A **nuclear fission** reaction is the splitting of an atom when bumbarded with neutrons (following absoprtion). The fission can occur from a fast or thermal (slow) neutron and
can also occur spontaneously (particularly in very heavy elements). The atom splits into two smaller atoms called **fission fragments** and ejects neutrons which can
cause subsequent fissions. This is called a **chain reaction**.

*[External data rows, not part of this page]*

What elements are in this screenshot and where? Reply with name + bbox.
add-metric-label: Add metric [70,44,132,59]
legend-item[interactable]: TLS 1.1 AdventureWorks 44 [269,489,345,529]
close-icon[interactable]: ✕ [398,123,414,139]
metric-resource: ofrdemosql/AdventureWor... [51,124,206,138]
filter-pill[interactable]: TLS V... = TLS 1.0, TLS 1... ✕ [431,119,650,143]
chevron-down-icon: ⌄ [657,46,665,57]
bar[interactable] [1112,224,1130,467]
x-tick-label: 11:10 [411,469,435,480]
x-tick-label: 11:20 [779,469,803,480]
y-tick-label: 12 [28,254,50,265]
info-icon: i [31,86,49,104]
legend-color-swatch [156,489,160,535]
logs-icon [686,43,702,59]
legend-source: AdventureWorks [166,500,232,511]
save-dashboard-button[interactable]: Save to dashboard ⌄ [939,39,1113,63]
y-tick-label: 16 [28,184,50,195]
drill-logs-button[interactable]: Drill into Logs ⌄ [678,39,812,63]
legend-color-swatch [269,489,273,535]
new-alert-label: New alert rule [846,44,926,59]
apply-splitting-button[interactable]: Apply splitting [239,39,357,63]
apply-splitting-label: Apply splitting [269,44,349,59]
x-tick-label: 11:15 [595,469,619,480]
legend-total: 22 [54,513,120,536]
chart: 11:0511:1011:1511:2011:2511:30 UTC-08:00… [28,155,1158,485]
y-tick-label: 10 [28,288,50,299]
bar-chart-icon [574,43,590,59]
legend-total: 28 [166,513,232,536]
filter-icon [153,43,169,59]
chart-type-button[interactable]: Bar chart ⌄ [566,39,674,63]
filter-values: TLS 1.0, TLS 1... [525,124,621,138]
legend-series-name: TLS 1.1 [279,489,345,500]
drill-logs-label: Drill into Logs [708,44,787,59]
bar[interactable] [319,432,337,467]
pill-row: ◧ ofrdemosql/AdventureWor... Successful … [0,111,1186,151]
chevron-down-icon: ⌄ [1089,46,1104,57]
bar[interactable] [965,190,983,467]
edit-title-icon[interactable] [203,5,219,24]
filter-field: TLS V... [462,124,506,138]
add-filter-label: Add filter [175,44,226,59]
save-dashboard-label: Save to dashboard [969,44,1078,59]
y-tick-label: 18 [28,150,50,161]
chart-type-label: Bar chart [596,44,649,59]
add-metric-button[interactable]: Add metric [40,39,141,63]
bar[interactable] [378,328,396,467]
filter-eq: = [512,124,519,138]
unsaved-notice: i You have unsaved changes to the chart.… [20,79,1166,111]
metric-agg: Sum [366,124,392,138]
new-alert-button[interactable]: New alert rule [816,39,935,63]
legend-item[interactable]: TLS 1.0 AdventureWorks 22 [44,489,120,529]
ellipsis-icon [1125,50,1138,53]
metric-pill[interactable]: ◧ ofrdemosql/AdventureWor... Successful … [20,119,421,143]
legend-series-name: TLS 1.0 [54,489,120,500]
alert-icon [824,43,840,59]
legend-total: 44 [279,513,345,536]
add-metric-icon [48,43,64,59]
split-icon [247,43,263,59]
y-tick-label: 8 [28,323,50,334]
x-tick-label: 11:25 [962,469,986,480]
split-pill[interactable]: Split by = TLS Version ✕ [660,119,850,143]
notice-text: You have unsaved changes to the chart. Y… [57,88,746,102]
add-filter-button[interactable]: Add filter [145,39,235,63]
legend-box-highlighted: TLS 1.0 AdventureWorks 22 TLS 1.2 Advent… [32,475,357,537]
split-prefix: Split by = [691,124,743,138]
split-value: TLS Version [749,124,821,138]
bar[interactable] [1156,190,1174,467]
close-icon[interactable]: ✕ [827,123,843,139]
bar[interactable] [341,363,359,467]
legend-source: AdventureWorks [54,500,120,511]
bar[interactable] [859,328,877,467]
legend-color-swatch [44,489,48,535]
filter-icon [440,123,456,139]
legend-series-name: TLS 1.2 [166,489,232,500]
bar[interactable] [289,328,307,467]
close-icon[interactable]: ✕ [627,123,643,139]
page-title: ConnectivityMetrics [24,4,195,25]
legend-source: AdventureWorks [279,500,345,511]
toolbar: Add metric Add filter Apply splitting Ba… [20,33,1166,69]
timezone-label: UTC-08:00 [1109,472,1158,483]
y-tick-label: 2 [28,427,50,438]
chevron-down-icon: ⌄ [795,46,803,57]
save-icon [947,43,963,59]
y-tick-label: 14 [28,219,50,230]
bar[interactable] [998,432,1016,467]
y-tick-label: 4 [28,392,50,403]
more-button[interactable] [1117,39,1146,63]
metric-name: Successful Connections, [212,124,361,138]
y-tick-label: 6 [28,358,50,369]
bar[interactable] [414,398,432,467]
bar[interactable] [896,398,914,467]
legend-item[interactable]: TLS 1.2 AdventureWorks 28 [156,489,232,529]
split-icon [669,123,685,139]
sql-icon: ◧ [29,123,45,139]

A **fissile** nuclide can fission from a neutron of any energy. A **Fissionable** nuclide can fission but only from neutrons which sufficient energy above a threshold.
Examples are given below. Notice that fissile nuclides are generally have an odd value of atomic mass because the binding energy is larger for pairs of nucleons. A **fertile**
nuclide can be converted to a **fissile** material through nuclear reactions/decay. This process is referred to as **breeding**.

Fissile | \(^{235}U, \; ^{233}U, \; ^{239}Pu, \; ^{241}Pu\) |

Fissionable | \(^{238}U, \; ^{240}Pu\) |

Fertile | \(^{232}Th, \; ^{234}U, \; ^{238}U\) |

On average, 2-3 neutrons are released form fission. This quantity is denoted \(\nu \) and depends on the fissioning nuclide and incoming neutron energy. When a neutron is absorbed, it is either captured,
followed by decay, or causes fissioning. The **capture-to-fission ratio** is given by \( \alpha = \frac{\sigma_\gamma}{\sigma_a} \) where \(\sigma_i \) is a cross section representing
the probability of the different interactions. The **reproduction factor** is the number of neutrons emitted per absorption and is given by \( \eta = \frac{\nu}{1+\alpha} \).

Nuclear fission reactions are **critical** when one nuetron produced from fission goes on to induce another fission. This reaction is stable. The **criticality**
is a measure of how close the reactor is to a self-sustaining, critical reaction. It is given by:

\(k_{eff} = \frac{\text{rate of neutron production}}{\text{rate of neutron loss by absorption and leakage}}\)

A reactor can be **critical**, **subcritical** (eventually shuts down) or **supercritical** (rate of power increases drastically).
The **Reactivity** is closely related to criticality and is defined as:

\(\rho = 1-\frac{1}{k_{eff}}\)

The units of reactivity are \([mk]\) or one part in one thousand. Although small, nuclear reactions occur very quickly, thus dangerous power levels can occur for small supercritical reactivities.

Subcritical | \(k_{eff} < 1\) | \(\rho < 0\) |

Critical | \(k_{eff} = 1\) | \(\rho = 0\) |

Supercritical | \(k_{eff} > 1\) | \(\rho > 0\) |

A reactor is operating at \(k_{eff} = 0.99965\). What is the reactivity? Is the reaction critical?